German composer and astronomer William Herschel, that meticulous man who discovered the planet Uranus in 1781, is (along with his sister Caroline) a major fact-based thread in this historical tapestry; the fictional Siobhan O'Siodha, secretly adopted child of the mad-like-Melville's-Ahab-was-mad astronomer Arthur Ainsworth, is another; and the gadget-wise blacksmith's son Finnegan O'Siodha is one more. "Tapestry," we say, leaning on the old metaphor; but this novel's more like VR, a hi-res and immersive world of glory-riddled struggle and strife conjured from history via research that, somehow, the author accomplished in fewer than 100 years. (Note: Only about six years. WTF, John, how?)

You want characters as vivid as the people you share your pub with? This novel has them. You want a primer to the historical underpinnings of modern astronomy and the socioeconomic environment in which it flourished? It's here. A view of the late-18th-century Irish uprising as viscerally depicted as, say, Saving Private Ryan? Look no further. A tempestuous love story? Bingo. How about a glimmer of clockpunk gearcraft within the fearsome engine of story?
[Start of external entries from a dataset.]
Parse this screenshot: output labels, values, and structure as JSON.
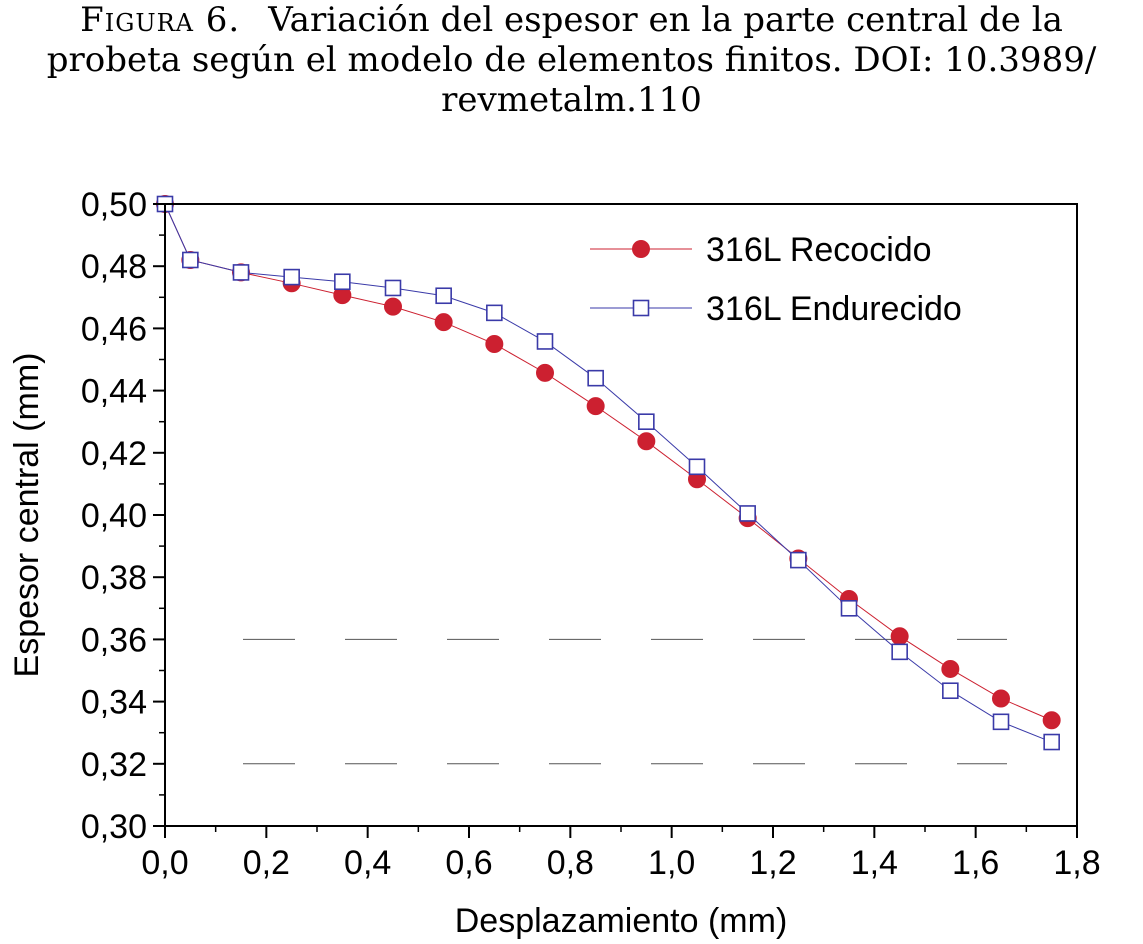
{
  "caption": {
    "label": "Figura 6.",
    "line1": "Variación del espesor en la parte central de la",
    "line2": "probeta según el modelo de elementos finitos. DOI: 10.3989/",
    "line3": "revmetalm.110"
  },
  "chart_data": {
    "type": "line",
    "xlabel": "Desplazamiento (mm)",
    "ylabel": "Espesor central (mm)",
    "xlim": [
      0.0,
      1.8
    ],
    "ylim": [
      0.3,
      0.5
    ],
    "xticks": [
      "0,0",
      "0,2",
      "0,4",
      "0,6",
      "0,8",
      "1,0",
      "1,2",
      "1,4",
      "1,6",
      "1,8"
    ],
    "yticks": [
      "0,30",
      "0,32",
      "0,34",
      "0,36",
      "0,38",
      "0,40",
      "0,42",
      "0,44",
      "0,46",
      "0,48",
      "0,50"
    ],
    "reference_lines_y": [
      0.32,
      0.36
    ],
    "legend_position": "top-right",
    "series": [
      {
        "name": "316L Recocido",
        "marker": "filled-circle",
        "color": "#cc2030",
        "x": [
          0.0,
          0.05,
          0.15,
          0.25,
          0.35,
          0.45,
          0.55,
          0.65,
          0.75,
          0.85,
          0.95,
          1.05,
          1.15,
          1.25,
          1.35,
          1.45,
          1.55,
          1.65,
          1.75
        ],
        "y": [
          0.5,
          0.482,
          0.478,
          0.4745,
          0.4707,
          0.467,
          0.462,
          0.455,
          0.4457,
          0.435,
          0.4237,
          0.4115,
          0.399,
          0.386,
          0.373,
          0.361,
          0.3505,
          0.341,
          0.334
        ]
      },
      {
        "name": "316L Endurecido",
        "marker": "open-square",
        "color": "#3a3aa8",
        "x": [
          0.0,
          0.05,
          0.15,
          0.25,
          0.35,
          0.45,
          0.55,
          0.65,
          0.75,
          0.85,
          0.95,
          1.05,
          1.15,
          1.25,
          1.35,
          1.45,
          1.55,
          1.65,
          1.75
        ],
        "y": [
          0.5,
          0.482,
          0.478,
          0.4765,
          0.475,
          0.473,
          0.4705,
          0.465,
          0.4558,
          0.444,
          0.43,
          0.4155,
          0.4005,
          0.3855,
          0.37,
          0.356,
          0.3435,
          0.3335,
          0.327
        ]
      }
    ]
  }
}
Roger that, citizen: John Pipkin has devised a brilliant orrery of life's rich pageant, as compelling as the brightest arrangement of stars beneath the vault of heaven.


The Blind Astronomer’s Daughter

by John Pipkin
Bloomsbury, 480 pp., $28

John Pipkin will speak about The Blind Astronomer’s Daughter in the session "History Repeated," with Dominic Smith (The Last Painting of Sara de Vos) and moderator Erik Ankerberg on Sat., Nov. 5, 11:45am, in Capitol Extension Room E2.014.